Applying Cauchy’s integral formula. Factor the denominator: \(1/(1+z^2) = [1/(z+i)]/(z-i)\). This has the form \(f(z)/(z-z_0)\) with \(f(z) = 1/(z+i)\) and \(z_0 = i\). Since \(z_0 = i\) lies inside the upper half-plane contour and \(f(z) = 1/(z+i)\) is analytic there:

\[\oint_C \frac{dz}{1+z^2} = \oint_C \frac{dz}{(z-i)(z+i)} = 2\pi i \cdot f(i) = 2\pi i \cdot \frac{1}{2i} = \pi\]

Since the semicircle contributes nothing, the real-line integral equals \(\pi\) — confirming the known result \(\arctan(x)\big|_{-\infty}^{\infty} = \pi\).

49.6 Exercises

49.6.1 Exercise 1: Direct computation of a contour integral

Compute \(\displaystyle\int_C \bar{z}\,dz\) where \(C\) is the straight line from \(0\) to \(1+i\).

49.6.2 Exercise 2: Cauchy’s theorem — zero integral

Show that \(\displaystyle\oint_C \frac{e^z}{z^2+4}\,dz = 0\) where \(C\) is the circle \(|z| = 1\).

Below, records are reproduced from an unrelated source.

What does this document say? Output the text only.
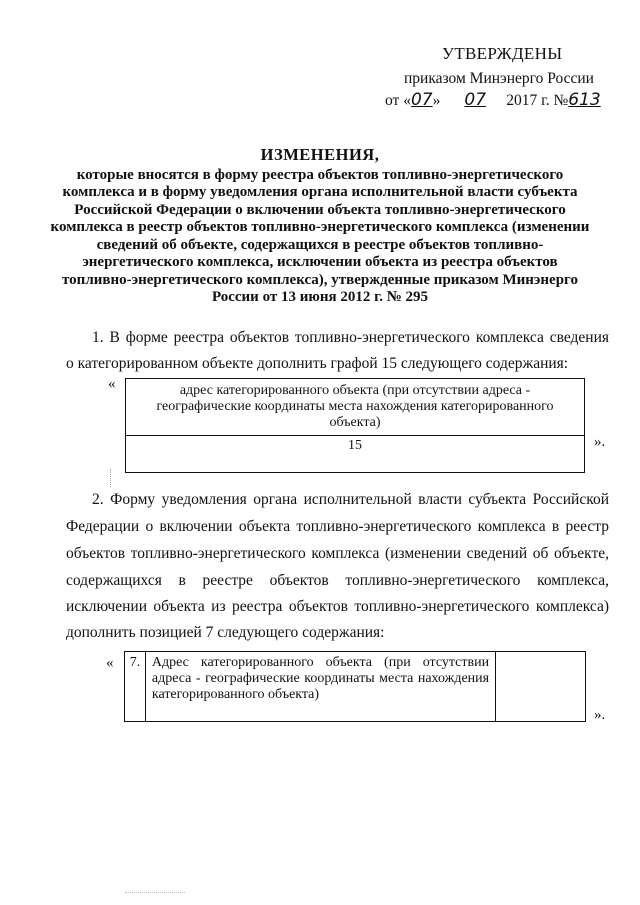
УТВЕРЖДЕНЫ
приказом Минэнерго России
от «07» 07 2017 г. №613
ИЗМЕНЕНИЯ,
которые вносятся в форму реестра объектов топливно-энергетического комплекса и в форму уведомления органа исполнительной власти субъекта Российской Федерации о включении объекта топливно-энергетического комплекса в реестр объектов топливно-энергетического комплекса (изменении сведений об объекте, содержащихся в реестре объектов топливно-энергетического комплекса, исключении объекта из реестра объектов топливно-энергетического комплекса), утвержденные приказом Минэнерго России от 13 июня 2012 г. № 295
1. В форме реестра объектов топливно-энергетического комплекса сведения
о категорированном объекте дополнить графой 15 следующего содержания:
«	адрес категорированного объекта (при отсутствии адреса - географические координаты места нахождения категорированного объекта)
15	».
2. Форму уведомления органа исполнительной власти субъекта Российской
Федерации о включении объекта топливно-энергетического комплекса в реестр
объектов топливно-энергетического комплекса (изменении сведений об объекте,
содержащихся в реестре объектов топливно-энергетического комплекса,
исключении объекта из реестра объектов топливно-энергетического комплекса)
дополнить позицией 7 следующего содержания:
« 7.	Адрес категорированного объекта (при отсутствии адреса - географические координаты места нахождения категорированного объекта)	
».
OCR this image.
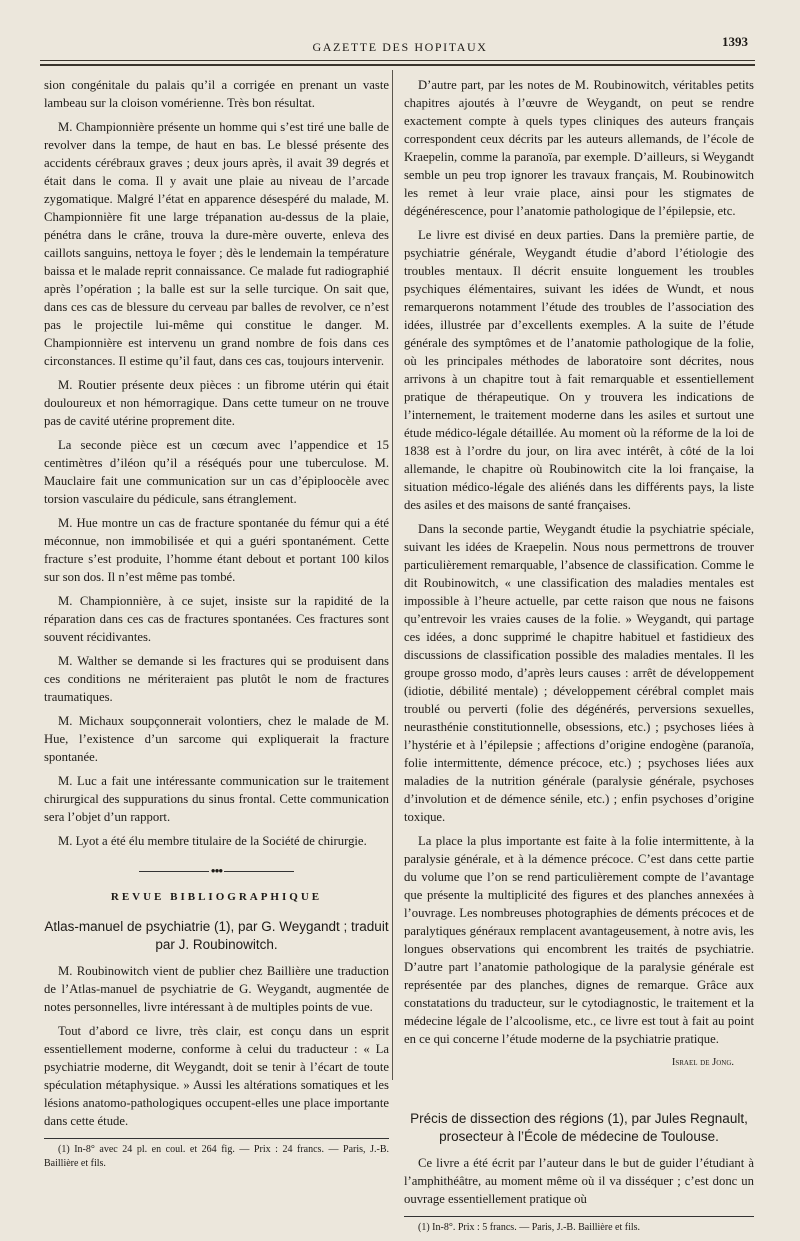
GAZETTE DES HOPITAUX	1393

sion congénitale du palais qu’il a corrigée en prenant un vaste lambeau sur la cloison vomérienne. Très bon résultat.

M. Championnière présente un homme qui s’est tiré une balle de revolver dans la tempe, de haut en bas. Le blessé présente des accidents cérébraux graves ; deux jours après, il avait 39 degrés et était dans le coma. Il y avait une plaie au niveau de l’arcade zygomatique. Malgré l’état en apparence désespéré du malade, M. Championnière fit une large trépanation au-dessus de la plaie, pénétra dans le crâne, trouva la dure-mère ouverte, enleva des caillots sanguins, nettoya le foyer ; dès le lendemain la température baissa et le malade reprit connaissance. Ce malade fut radiographié après l’opération ; la balle est sur la selle turcique. On sait que, dans ces cas de blessure du cerveau par balles de revolver, ce n’est pas le projectile lui-même qui constitue le danger. M. Championnière est intervenu un grand nombre de fois dans ces circonstances. Il estime qu’il faut, dans ces cas, toujours intervenir.

M. Routier présente deux pièces : un fibrome utérin qui était douloureux et non hémorragique. Dans cette tumeur on ne trouve pas de cavité utérine proprement dite.

La seconde pièce est un cœcum avec l’appendice et 15 centimètres d’iléon qu’il a réséqués pour une tuberculose. M. Mauclaire fait une communication sur un cas d’épiploocèle avec torsion vasculaire du pédicule, sans étranglement.

M. Hue montre un cas de fracture spontanée du fémur qui a été méconnue, non immobilisée et qui a guéri spontanément. Cette fracture s’est produite, l’homme étant debout et portant 100 kilos sur son dos. Il n’est même pas tombé.

M. Championnière, à ce sujet, insiste sur la rapidité de la réparation dans ces cas de fractures spontanées. Ces fractures sont souvent récidivantes.

M. Walther se demande si les fractures qui se produisent dans ces conditions ne mériteraient pas plutôt le nom de fractures traumatiques.

M. Michaux soupçonnerait volontiers, chez le malade de M. Hue, l’existence d’un sarcome qui expliquerait la fracture spontanée.

M. Luc a fait une intéressante communication sur le traitement chirurgical des suppurations du sinus frontal. Cette communication sera l’objet d’un rapport.

M. Lyot a été élu membre titulaire de la Société de chirurgie.

●●●
REVUE BIBLIOGRAPHIQUE
Atlas-manuel de psychiatrie (1), par G. Weygandt ; traduit par J. Roubinowitch.

M. Roubinowitch vient de publier chez Baillière une traduction de l’Atlas-manuel de psychiatrie de G. Weygandt, augmentée de notes personnelles, livre intéressant à de multiples points de vue.

Tout d’abord ce livre, très clair, est conçu dans un esprit essentiellement moderne, conforme à celui du traducteur : « La psychiatrie moderne, dit Weygandt, doit se tenir à l’écart de toute spéculation métaphysique. » Aussi les altérations somatiques et les lésions anatomo-pathologiques occupent-elles une place importante dans cette étude.

(1) In-8° avec 24 pl. en coul. et 264 fig. — Prix : 24 francs. — Paris, J.-B. Baillière et fils.

D’autre part, par les notes de M. Roubinowitch, véritables petits chapitres ajoutés à l’œuvre de Weygandt, on peut se rendre exactement compte à quels types cliniques des auteurs français correspondent ceux décrits par les auteurs allemands, de l’école de Kraepelin, comme la paranoïa, par exemple. D’ailleurs, si Weygandt semble un peu trop ignorer les travaux français, M. Roubinowitch les remet à leur vraie place, ainsi pour les stigmates de dégénérescence, pour l’anatomie pathologique de l’épilepsie, etc.

Le livre est divisé en deux parties. Dans la première partie, de psychiatrie générale, Weygandt étudie d’abord l’étiologie des troubles mentaux. Il décrit ensuite longuement les troubles psychiques élémentaires, suivant les idées de Wundt, et nous remarquerons notamment l’étude des troubles de l’association des idées, illustrée par d’excellents exemples. A la suite de l’étude générale des symptômes et de l’anatomie pathologique de la folie, où les principales méthodes de laboratoire sont décrites, nous arrivons à un chapitre tout à fait remarquable et essentiellement pratique de thérapeutique. On y trouvera les indications de l’internement, le traitement moderne dans les asiles et surtout une étude médico-légale détaillée. Au moment où la réforme de la loi de 1838 est à l’ordre du jour, on lira avec intérêt, à côté de la loi allemande, le chapitre où Roubinowitch cite la loi française, la situation médico-légale des aliénés dans les différents pays, la liste des asiles et des maisons de santé françaises.

Dans la seconde partie, Weygandt étudie la psychiatrie spéciale, suivant les idées de Kraepelin. Nous nous permettrons de trouver particulièrement remarquable, l’absence de classification. Comme le dit Roubinowitch, « une classification des maladies mentales est impossible à l’heure actuelle, par cette raison que nous ne faisons qu’entrevoir les vraies causes de la folie. » Weygandt, qui partage ces idées, a donc supprimé le chapitre habituel et fastidieux des discussions de classification possible des maladies mentales. Il les groupe grosso modo, d’après leurs causes : arrêt de développement (idiotie, débilité mentale) ; développement cérébral complet mais troublé ou perverti (folie des dégénérés, perversions sexuelles, neurasthénie constitutionnelle, obsessions, etc.) ; psychoses liées à l’hystérie et à l’épilepsie ; affections d’origine endogène (paranoïa, folie intermittente, démence précoce, etc.) ; psychoses liées aux maladies de la nutrition générale (paralysie générale, psychoses d’involution et de démence sénile, etc.) ; enfin psychoses d’origine toxique.

La place la plus importante est faite à la folie intermittente, à la paralysie générale, et à la démence précoce. C’est dans cette partie du volume que l’on se rend particulièrement compte de l’avantage que présente la multiplicité des figures et des planches annexées à l’ouvrage. Les nombreuses photographies de déments précoces et de paralytiques généraux remplacent avantageusement, à notre avis, les longues observations qui encombrent les traités de psychiatrie. D’autre part l’anatomie pathologique de la paralysie générale est représentée par des planches, dignes de remarque. Grâce aux constatations du traducteur, sur le cytodiagnostic, le traitement et la médecine légale de l’alcoolisme, etc., ce livre est tout à fait au point en ce qui concerne l’étude moderne de la psychiatrie pratique.

Israel de Jong.
Précis de dissection des régions (1), par Jules Regnault, prosecteur à l’École de médecine de Toulouse.

Ce livre a été écrit par l’auteur dans le but de guider l’étudiant à l’amphithéâtre, au moment même où il va disséquer ; c’est donc un ouvrage essentiellement pratique où

(1) In-8°. Prix : 5 francs. — Paris, J.-B. Baillière et fils.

49.6.3 Exercise 3: Cauchy’s integral formula

Evaluate \(\displaystyle\oint_C \frac{e^z}{z - 1}\,dz\) where \(C\) is the circle \(|z| = 2\) (counterclockwise).

49.6.4 Exercise 4: Derivative formula

Evaluate \(\displaystyle\oint_C \frac{\cos z}{(z - \pi)^2}\,dz\) where \(C: |z| = 4\) (counterclockwise).

49.6.5 Exercise 5: ML inequality estimate

Without evaluating it exactly, show that \(\displaystyle\left|\oint_C \frac{dz}{z^3}\right| \leq \frac{\pi}{4}\), where \(C\) is the upper semicircle \(|z| = 2\) from \(z = 2\) to \(z = -2\).